Welcome to the Quakers in Yorkshire Website. We hope it directs you to the information you would like about our activities. Most Quaker meetings have their own contact details, which will give you additional help.
This page will point you to: our recent news; items about quarterly meetings; future events.
GRASP Report and Recommendations
The report and recommendations of GRASP with the title “Reinvigoration and Simplification” has been published (February 2021).
April 2021 Quarterly Meeting
The second Quarterly Meeting of 2021 will again by online using the Zoom platform.
Topics: Conflict Resolution in Sheffield Schools; Sheffield Pen & Pencil Society; Sheffield Quaker Tapestry panel; GRASP report.
January 2021 Quarterly Meeting
The first Quarterly Meeting of 2021 was held online on 16 January 2021. Here is the Newsletter .
The morning heard inspiring reports from young peoples groups and the afternoon discussed Responding to Black Lives Matter.
Youth Development Newsletter
The September issue of the Quaker HIVE newsletter for September is here. This describes Quaker youth work across Yorkshire.
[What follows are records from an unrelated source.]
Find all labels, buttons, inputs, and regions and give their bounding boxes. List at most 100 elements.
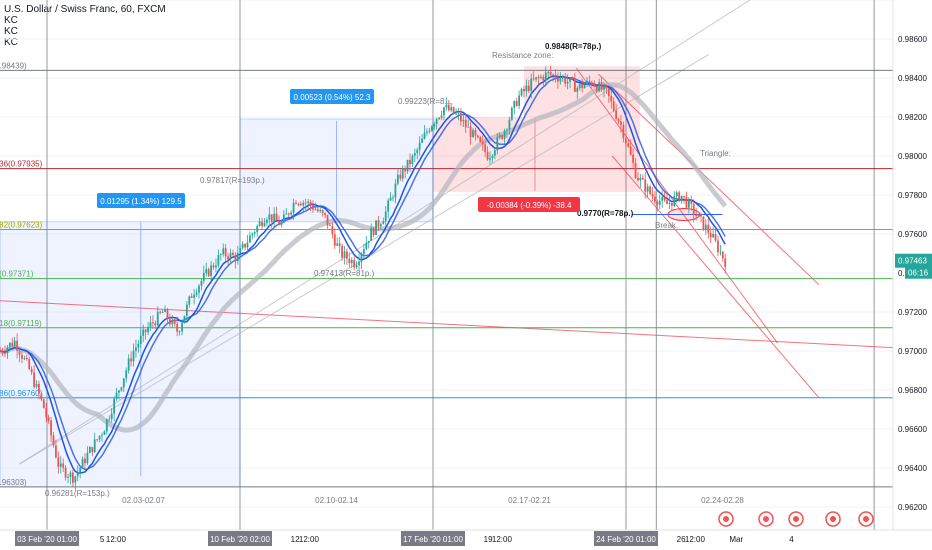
countdown-marker [905, 266, 932, 279]
candle-body [416, 149, 419, 153]
candle-body [554, 74, 557, 79]
candle-body [561, 76, 564, 79]
candle-body [113, 398, 116, 414]
price-axis[interactable]: 0.96200 0.96400 0.96600 0.96800 0.97000 0.972… [892, 0, 932, 550]
candle-body [287, 213, 290, 215]
candle-body [389, 197, 392, 201]
candle-body [702, 216, 705, 230]
candle-body [229, 252, 232, 260]
candle-body [518, 95, 521, 106]
candle-body [367, 240, 370, 243]
candle-body [38, 383, 40, 394]
candle-body [607, 88, 610, 97]
candle-body [132, 350, 135, 362]
candle-body [144, 329, 147, 333]
price-tick-label: 0.97200 [898, 308, 927, 317]
candle-body [120, 387, 123, 391]
candle-body [549, 72, 552, 75]
price-tick-label: 0.97800 [898, 191, 927, 200]
candle-body [232, 252, 234, 256]
candle-body [675, 192, 678, 197]
candle-body [188, 296, 191, 305]
candle-body [564, 76, 567, 84]
candle-body [326, 214, 329, 226]
candle-body [641, 177, 644, 180]
candle-body [307, 201, 310, 204]
indicator-kc-3[interactable]: KC [4, 37, 18, 48]
annotation-label: 0.99223(R=8... [398, 97, 451, 106]
candle-body [348, 258, 351, 264]
triangle-lower-line [611, 155, 820, 399]
candle-body [460, 113, 462, 122]
candle-body [52, 435, 55, 446]
candle-body [198, 285, 200, 293]
candle-body [637, 177, 639, 181]
price-tick-label: 0.98400 [898, 74, 927, 83]
candle-body [241, 243, 244, 248]
candle-body [457, 113, 460, 115]
economic-event-icon-dot [763, 516, 769, 522]
candle-body [678, 192, 681, 202]
candle-body [462, 119, 465, 122]
candle-body [508, 119, 511, 130]
candle-body [215, 265, 217, 268]
week-range-label: 02.17-02.21 [508, 496, 551, 505]
candle-body [81, 458, 84, 468]
candle-body [71, 472, 74, 483]
candle-body [50, 420, 52, 436]
annotation-label: 0.9770(R=78p.) [577, 209, 634, 218]
candle-body [697, 214, 700, 217]
candle-body [658, 200, 661, 205]
candle-body [513, 101, 516, 108]
candle-body [721, 251, 724, 259]
candle-body [261, 221, 263, 227]
candle-body [270, 214, 273, 222]
time-axis[interactable]: 03 Feb '20 01:00 5 12:00 10 Feb '20 02:00 12… [0, 529, 932, 550]
candle-body [316, 209, 319, 212]
candle-body [295, 202, 297, 204]
candle-body [105, 419, 108, 432]
candle-body [210, 265, 213, 277]
candle-body [413, 152, 416, 156]
candle-body [171, 319, 174, 325]
time-tick-label: 12:00 [492, 535, 513, 544]
candle-body [67, 477, 69, 478]
candle-body [700, 214, 702, 217]
candle-body [302, 202, 305, 206]
candle-body [217, 254, 220, 266]
candle-body [30, 368, 33, 373]
last-price-label: 0.97463 [898, 257, 927, 266]
candle-body [406, 159, 409, 172]
candle-body [401, 168, 404, 179]
candle-body [79, 467, 82, 473]
candle-body [227, 256, 229, 260]
price-tick-label: 0.98200 [898, 113, 927, 122]
candle-body [690, 199, 693, 204]
candle-body [586, 80, 588, 85]
candle-body [200, 280, 203, 286]
candle-body [552, 74, 554, 76]
economic-event-icon-dot [863, 516, 869, 522]
candle-body [532, 78, 535, 80]
break-ellipse [667, 208, 701, 221]
candle-body [498, 135, 501, 138]
candle-body [183, 315, 186, 324]
candle-body [91, 447, 94, 452]
candle-body [557, 78, 559, 82]
candle-body [501, 135, 504, 139]
candle-body [219, 254, 222, 255]
candle-body [515, 101, 518, 106]
indicator-kc-2[interactable]: KC [4, 26, 18, 37]
candle-body [695, 214, 698, 217]
candle-body [173, 319, 176, 324]
candle-body [234, 255, 237, 262]
candle-body [23, 357, 26, 359]
candle-body [464, 119, 467, 128]
price-tick-label: 0.96800 [898, 386, 927, 395]
candle-body [1, 351, 4, 353]
candle-body [363, 249, 365, 254]
indicator-kc-1[interactable]: KC [4, 15, 18, 26]
candle-body [360, 253, 363, 262]
candle-body [336, 243, 339, 246]
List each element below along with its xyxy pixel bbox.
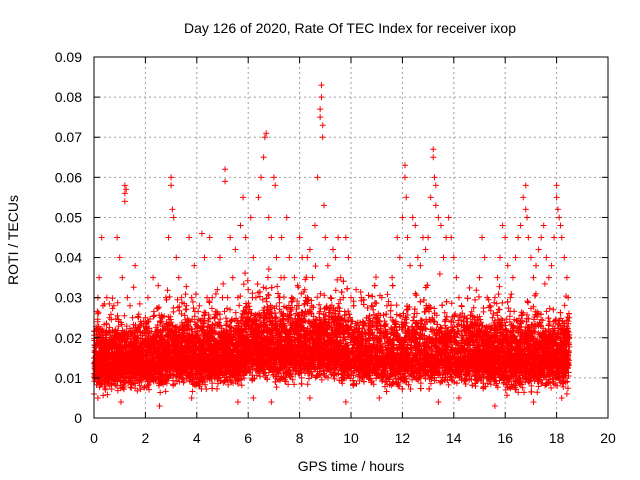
roti-point <box>189 388 196 395</box>
roti-point <box>242 270 249 277</box>
roti-point <box>328 295 335 302</box>
roti-point <box>273 384 280 391</box>
roti-point <box>107 311 114 318</box>
data-points <box>91 82 573 409</box>
roti-point <box>182 291 189 298</box>
roti-point <box>170 304 177 311</box>
roti-point <box>150 313 157 320</box>
roti-point <box>274 283 281 290</box>
roti-point <box>264 274 271 281</box>
roti-point <box>232 309 239 316</box>
roti-point <box>183 283 190 290</box>
roti-point <box>123 323 130 330</box>
roti-point <box>222 315 229 322</box>
roti-point <box>316 301 323 308</box>
roti-point <box>136 300 143 307</box>
chart-title: Day 126 of 2020, Rate Of TEC Index for r… <box>184 20 516 36</box>
roti-point <box>130 284 137 291</box>
roti-point <box>189 298 196 305</box>
roti-point <box>121 312 128 319</box>
roti-point <box>295 284 302 291</box>
roti-point <box>104 391 111 398</box>
roti-point <box>174 304 181 311</box>
roti-point <box>227 306 234 313</box>
roti-point <box>182 306 189 313</box>
roti-point <box>236 302 243 309</box>
roti-point <box>181 312 188 319</box>
roti-point <box>332 287 339 294</box>
roti-point <box>244 277 251 284</box>
roti-point <box>220 280 227 287</box>
roti-point <box>106 324 113 331</box>
roti-point <box>109 295 116 302</box>
roti-point <box>212 290 219 297</box>
roti-point <box>109 305 116 312</box>
roti-point <box>238 382 245 389</box>
roti-point <box>114 299 121 306</box>
roti-point <box>176 303 183 310</box>
roti-point <box>291 381 298 388</box>
roti-point <box>100 392 107 399</box>
roti-point <box>209 385 216 392</box>
roti-point <box>203 385 210 392</box>
roti-point <box>157 389 164 396</box>
roti-point <box>263 285 270 292</box>
roti-point <box>208 305 215 312</box>
roti-point <box>166 293 173 300</box>
roti-point <box>195 308 202 315</box>
roti-point <box>304 381 311 388</box>
roti-point <box>260 284 267 291</box>
roti-point <box>154 305 161 312</box>
roti-point <box>192 291 199 298</box>
roti-point <box>190 305 197 312</box>
roti-point <box>209 380 216 387</box>
roti-point <box>162 388 169 395</box>
roti-point <box>317 290 324 297</box>
roti-point <box>164 287 171 294</box>
roti-point <box>308 297 315 304</box>
roti-point <box>314 294 321 301</box>
roti-point <box>95 309 102 316</box>
roti-point <box>240 281 247 288</box>
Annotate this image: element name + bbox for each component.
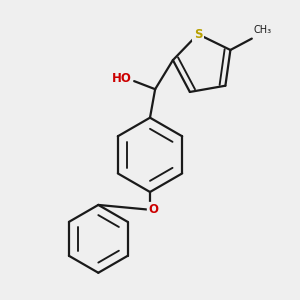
Text: HO: HO — [112, 72, 132, 85]
Text: CH₃: CH₃ — [254, 26, 272, 35]
Text: O: O — [148, 203, 158, 216]
Text: S: S — [194, 28, 202, 41]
The Youth Development Project is run by Lee Lester and is based in Sheffield.
Local Development Worker and Hub for Yorkshire
Britain Yearly Meeting and Woodbrooke are working in partnership to bring to Yorkshire both a Local Development Worker and new pilot staff Hub. On 29 April 2020 they announced that a Local Development Worker will be placed in Yorkshire from 2021 to support meetings and assist them to reinvigorate Quakerism. The staff Hub will be based in an office suite at Carlton Hill Meeting House, Leeds. It will provide a pilot office-base for staff working for the two bodies who live in the region.
Farfield Meeting House
Farfield Quaker Meeting House, (2 miles west of Addingham near Ilkley on the road to Bolton Abbey), was last year chosen as one of 10 faith and belief places in England by Historic England.
The small, simple Meeting House is one of the oldest Quaker Meeting Houses in the world. It was built in 1689, the year of the Act of Toleration which allowed Quakers and other non-conformist groups religious freedom and which meant that they could build their own places of worship. The Meeting House is owned by the Historic Chapels Trust which, along with a small local committee, undertakes the care and maintenance of the building.